Он не хотел. Несмотря на возбуждение, он не хотел. Но лучше знать это про себя, а не говорить.
— Да.
— Я ни за что не прикоснулся бы к твоему х… даже за все бриллианты мира. Сам это делай. Как ты думаешь, для чего еще Господь дал тебе две руки?
Как долго это продолжалось? Один Бог ведает, Мусорщик же не знал. Минуту, час, целую вечность — какая разница? Он уже был уверен, что в момент оргазма Малыша он испытал две вещи одновременно: горячую струю спермы маленького монстра на своем животе и предсмертную агонию от разрывающей его внутренности пули. Смертельная клизма.
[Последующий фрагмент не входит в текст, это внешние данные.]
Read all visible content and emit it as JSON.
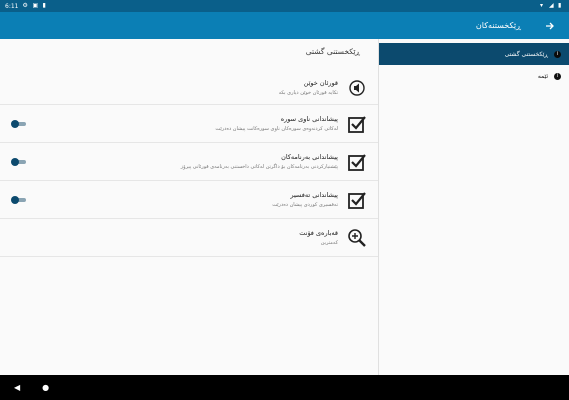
{
  "status_bar": {
    "time": "6:11",
    "icons": [
      "settings-icon",
      "shield-icon",
      "sim-icon"
    ],
    "right_icons": [
      "wifi-icon",
      "signal-icon",
      "battery-icon"
    ]
  },
  "app_bar": {
    "title": "ڕێکخستنەکان",
    "back_icon": "arrow-right-icon"
  },
  "sidebar": {
    "items": [
      {
        "label": "ڕێکخستنی گشتی",
        "active": true
      },
      {
        "label": "ئێمە",
        "active": false
      }
    ]
  },
  "main": {
    "section_title": "ڕێکخستنی گشتی",
    "prefs": [
      {
        "title": "قورئان خوێن",
        "subtitle": "تکایە قورئان خوێن دیاری بکە",
        "icon": "speaker-icon",
        "has_toggle": false
      },
      {
        "title": "پیشاندانی ناوی سورە",
        "subtitle": "لەکاتی کردنەوەی سورەکان ناوی سورەکانت پیشان دەدرێت",
        "icon": "checkbox-icon",
        "has_toggle": true,
        "enabled": false
      },
      {
        "title": "پیشاندانی بەرنامەکان",
        "subtitle": "پێشنیارکردنی بەرنامەکان بۆ داگرتن لەکاتی داخستنی بەرنامەی قورئانی پیرۆز",
        "icon": "checkbox-icon",
        "has_toggle": true,
        "enabled": false
      },
      {
        "title": "پیشاندانی تەفسیر",
        "subtitle": "تەفسیری کوردی پیشان دەدرێت",
        "icon": "checkbox-icon",
        "has_toggle": true,
        "enabled": false
      },
      {
        "title": "قەبارەی فۆنت",
        "subtitle": "کەمترین",
        "icon": "zoom-in-icon",
        "has_toggle": false
      }
    ]
  },
  "nav_bar": {
    "back": "◀",
    "home": "●"
  }
}
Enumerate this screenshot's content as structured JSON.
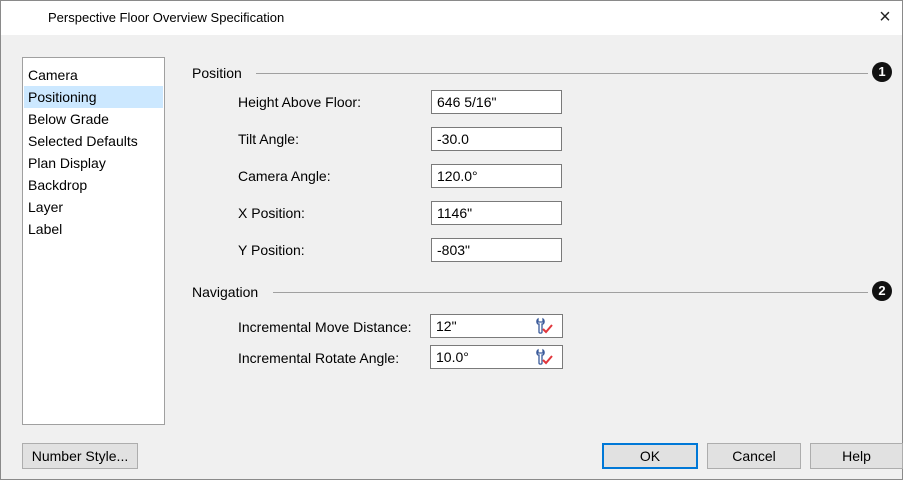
{
  "window": {
    "title": "Perspective Floor Overview Specification",
    "close_glyph": "×"
  },
  "nav": {
    "items": [
      "Camera",
      "Positioning",
      "Below Grade",
      "Selected Defaults",
      "Plan Display",
      "Backdrop",
      "Layer",
      "Label"
    ],
    "selected_index": 1
  },
  "position": {
    "title": "Position",
    "marker": "1",
    "fields": [
      {
        "label": "Height Above Floor:",
        "value": "646 5/16\""
      },
      {
        "label": "Tilt Angle:",
        "value": "-30.0"
      },
      {
        "label": "Camera Angle:",
        "value": "120.0°"
      },
      {
        "label": "X Position:",
        "value": "1146\""
      },
      {
        "label": "Y Position:",
        "value": "-803\""
      }
    ]
  },
  "navigation": {
    "title": "Navigation",
    "marker": "2",
    "fields": [
      {
        "label": "Incremental Move Distance:",
        "value": "12\"",
        "icon": "wrench-check-icon"
      },
      {
        "label": "Incremental Rotate Angle:",
        "value": "10.0°",
        "icon": "wrench-check-icon"
      }
    ]
  },
  "buttons": {
    "number_style": "Number Style...",
    "ok": "OK",
    "cancel": "Cancel",
    "help": "Help"
  },
  "colors": {
    "selection": "#cce8ff",
    "default_button_border": "#0078d7",
    "icon_check": "#e0363c",
    "icon_wrench": "#3a5a9a"
  }
}
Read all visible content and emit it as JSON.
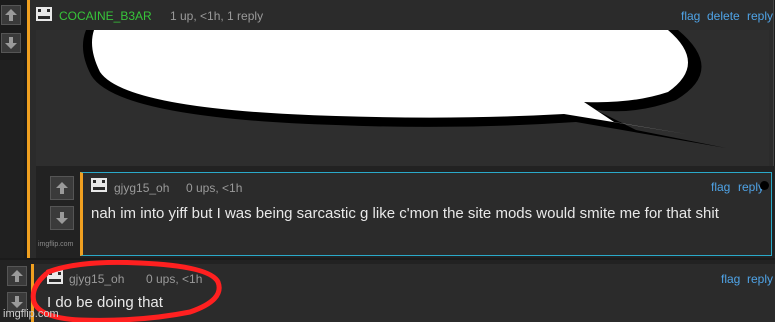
{
  "comment1": {
    "username": "COCAINE_B3AR",
    "meta": "1 up, <1h, 1 reply",
    "actions": [
      "flag",
      "delete",
      "reply"
    ],
    "username_color": "#37c63a",
    "image_alt": "speech bubble image"
  },
  "comment2": {
    "username": "gjyg15_oh",
    "meta": "0 ups, <1h",
    "actions": [
      "flag",
      "reply"
    ],
    "text": "nah im into yiff but I was being sarcastic g like c'mon the site mods would smite me for that shit",
    "watermark": "imgflip.com"
  },
  "comment3": {
    "username": "gjyg15_oh",
    "meta": "0 ups, <1h",
    "actions": [
      "flag",
      "reply"
    ],
    "text": "I do be doing that"
  },
  "watermark": "imgflip.com",
  "colors": {
    "accent_orange": "#f0a020",
    "link_blue": "#4fa3e6",
    "highlight_cyan": "#2aa9c9",
    "annotation_red": "#ff2020"
  }
}
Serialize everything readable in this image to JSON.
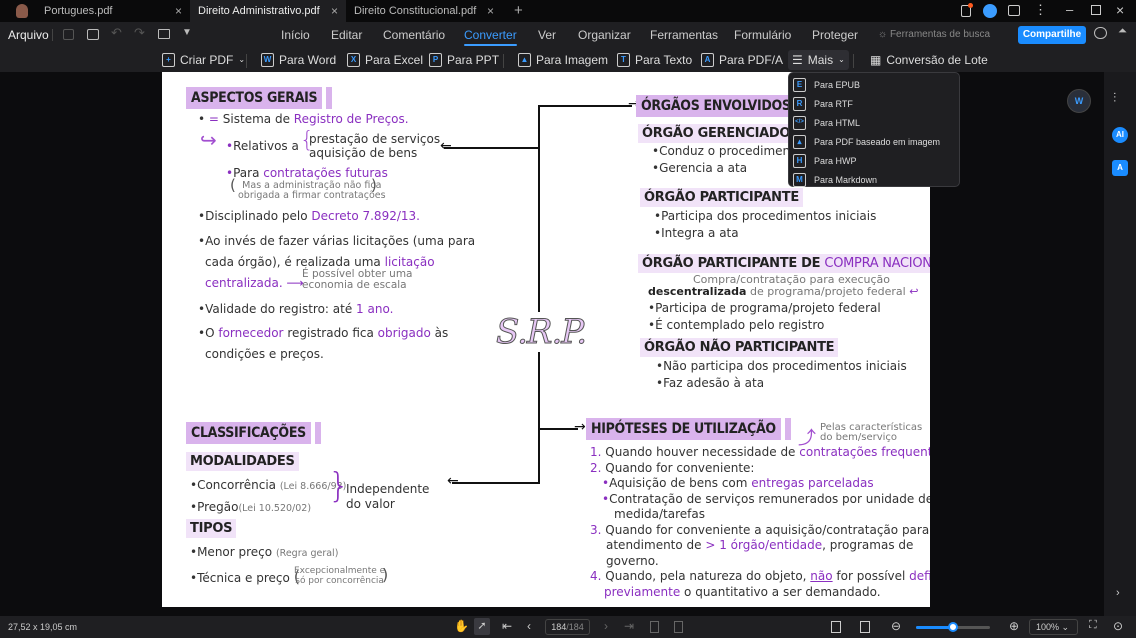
{
  "tabs": [
    {
      "label": "Portugues.pdf"
    },
    {
      "label": "Direito Administrativo.pdf",
      "active": true
    },
    {
      "label": "Direito Constitucional.pdf"
    }
  ],
  "menu": {
    "file": "Arquivo",
    "items": [
      "Início",
      "Editar",
      "Comentário",
      "Converter",
      "Ver",
      "Organizar",
      "Ferramentas",
      "Formulário",
      "Proteger"
    ],
    "active": "Converter",
    "search_tools": "Ferramentas de busca",
    "share": "Compartilhe"
  },
  "toolbar": {
    "create_pdf": "Criar PDF",
    "to_word": "Para Word",
    "to_excel": "Para Excel",
    "to_ppt": "Para PPT",
    "to_image": "Para Imagem",
    "to_text": "Para Texto",
    "to_pdfa": "Para PDF/A",
    "more": "Mais",
    "batch": "Conversão de Lote"
  },
  "dropdown": [
    {
      "icon": "E",
      "label": "Para EPUB"
    },
    {
      "icon": "R",
      "label": "Para RTF"
    },
    {
      "icon": "</>",
      "label": "Para HTML"
    },
    {
      "icon": "img",
      "label": "Para PDF baseado em imagem"
    },
    {
      "icon": "H",
      "label": "Para HWP"
    },
    {
      "icon": "M",
      "label": "Para Markdown"
    }
  ],
  "doc": {
    "center": "S.R.P.",
    "aspectos": {
      "title": "ASPECTOS GERAIS",
      "eq": "=",
      "l1a": "Sistema de ",
      "l1b": "Registro de Preços.",
      "rel": "Relativos a",
      "rel1": "prestação de serviços",
      "rel2": "aquisição de bens",
      "fut_a": "Para ",
      "fut_b": "contratações futuras",
      "note1": "Mas a administração não fica",
      "note2": "obrigada a firmar contratações",
      "dec_a": "Disciplinado pelo ",
      "dec_b": "Decreto 7.892/13.",
      "inv1": "Ao invés de fazer várias licitações (uma para",
      "inv2a": "cada órgão), é realizada uma ",
      "inv2b": "licitação",
      "inv3": "centralizada.",
      "eco1": "É possível obter uma",
      "eco2": "economia de escala",
      "val_a": "Validade do registro: até ",
      "val_b": "1 ano.",
      "for_a": "O ",
      "for_b": "fornecedor",
      "for_c": " registrado fica ",
      "for_d": "obrigado",
      "for_e": " às",
      "for2": "condições e preços."
    },
    "orgaos": {
      "title": "ÓRGÃOS ENVOLVIDOS",
      "ger": "ÓRGÃO GERENCIADOR",
      "ger1": "Conduz o procedimento",
      "ger2": "Gerencia a ata",
      "par": "ÓRGÃO PARTICIPANTE",
      "par1": "Participa dos procedimentos iniciais",
      "par2": "Integra a ata",
      "nac_a": "ÓRGÃO PARTICIPANTE DE ",
      "nac_b": "COMPRA NACIONAL",
      "nacn1": "Compra/contratação para execução",
      "nacn2a": "descentralizada",
      "nacn2b": " de programa/projeto federal",
      "nac1": "Participa de programa/projeto federal",
      "nac2": "É contemplado pelo registro",
      "nao": "ÓRGÃO NÃO PARTICIPANTE",
      "nao1": "Não participa dos procedimentos iniciais",
      "nao2": "Faz adesão à ata"
    },
    "classif": {
      "title": "CLASSIFICAÇÕES",
      "mod": "MODALIDADES",
      "c1": "Concorrência",
      "c1s": "(Lei 8.666/93)",
      "c2": "Pregão",
      "c2s": "(Lei 10.520/02)",
      "ind1": "Independente",
      "ind2": "do valor",
      "tipos": "TIPOS",
      "t1": "Menor preço",
      "t1s": "(Regra geral)",
      "t2": "Técnica e preço",
      "t2s1": "Excepcionalmente e",
      "t2s2": "só por concorrência"
    },
    "hip": {
      "title": "HIPÓTESES DE UTILIZAÇÃO",
      "note1": "Pelas características",
      "note2": "do bem/serviço",
      "h1n": "1.",
      "h1a": "Quando houver necessidade de ",
      "h1b": "contratações frequentes",
      "h1c": ".",
      "h2n": "2.",
      "h2": "Quando for conveniente:",
      "h2a_a": "Aquisição de bens com ",
      "h2a_b": "entregas parceladas",
      "h2b1": "Contratação de serviços remunerados por unidade de",
      "h2b2": "medida/tarefas",
      "h3n": "3.",
      "h3": "Quando for conveniente a aquisição/contratação para",
      "h3b_a": "atendimento de ",
      "h3b_b": "> 1 órgão/entidade",
      "h3b_c": ", programas de",
      "h3c": "governo.",
      "h4n": "4.",
      "h4a": "Quando, pela natureza do objeto, ",
      "h4b": "não",
      "h4c": " for possível ",
      "h4d": "definir",
      "h4e": "previamente",
      "h4f": " o quantitativo a ser demandado."
    }
  },
  "status": {
    "dimensions": "27,52 x 19,05 cm",
    "page_current": "184",
    "page_total": "/184",
    "zoom": "100%",
    "zoom_slider": 0.5
  },
  "colors": {
    "accent": "#3b9cff",
    "highlight": "#d9b3ec",
    "purple_text": "#8a2fc0"
  }
}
Затем бедра Малыша замерли, и его пенис несколько раз конвульсивно дернулся в руке Мусорщика. Рука стала скользкой, словно резиновая перчатка. Мгновение спустя пистолет был убран. По щекам Мусорщика заструились тихие слезы облегчения. Он не боялся смерти, по крайней мере на службе у темного человека, но он не хотел умирать в ночной тьме этого мотеля от руки какого-то психопата. Так и не увидев Сиболы. Он вознес бы хвалу Господу, но он интуитивно сознавал, что Господь не жалует тех, кто принес свою верность на алтарь темного человека. Кстати, что хорошего Господь когда-либо сделал Мусорщику? А также Дональду Мервину Элберту, если уж на то пошло?
В тишине, нарушаемой одним лишь дыханием, Малыш вдруг запел высоким надтреснутым голосом, который затем стал затихать, переходя в сонный лепет:
Он захрапел.
«Сейчас я сбегу», — подумал Мусорщик, но он боялся, что, пошевельнувшись, разбудит Малыша. «Я убегу, как только он крепко уснет. Пять минут. Вряд ли на это уйдет больше времени».
Но кто знает, сколько длятся пять минут в темноте; можно даже сказать, что в темноте пяти минут не существует. Мусорщик ждал. Он то погружался в дремоту, то выныривал из нее, даже не сознавая того, что дремал. И вскоре забылся тяжелым сном.
Он был на какой-то черной дороге, очень высоко. Звезды, казалось, сияли настолько близко, что можно было протянуть руку и коснуться их; казалось, их можно просто сорвать с неба и положить в банку, как жуков-светляков. Было очень холодно. Темно. В серебристом сиянии звезд он смутно различал ожившие лики скал, сквозь которые пролегла эта черная дорога.
В темноте что-то приближалось к нему. И затем раздался его голос, исходящий из ниоткуда, исходящий отовсюду:
— В горах я подам тебе знак. Я покажу тебе свое могущество. Я потоку тебе, что происходит с теми, кто поворачивается против меня. Подожди. И ты увидишь.
Во тьме начал открываться красный глаз, за ним другой, словно кто-то включил три дюжины аварийных лампочек со щитками и теперь этот кто-то снимал щитки пара за парой. Это были глаза, и они окружали Мусорщика наподобие рокового кольца. Вначале он подумал было, что это глаза ласок, но по мере того как кольцо сжималось вокруг него, он увидел, что это глаза больших горных волков, стоящих навострив уши, пена капала с их черных морд. Его охватил страх.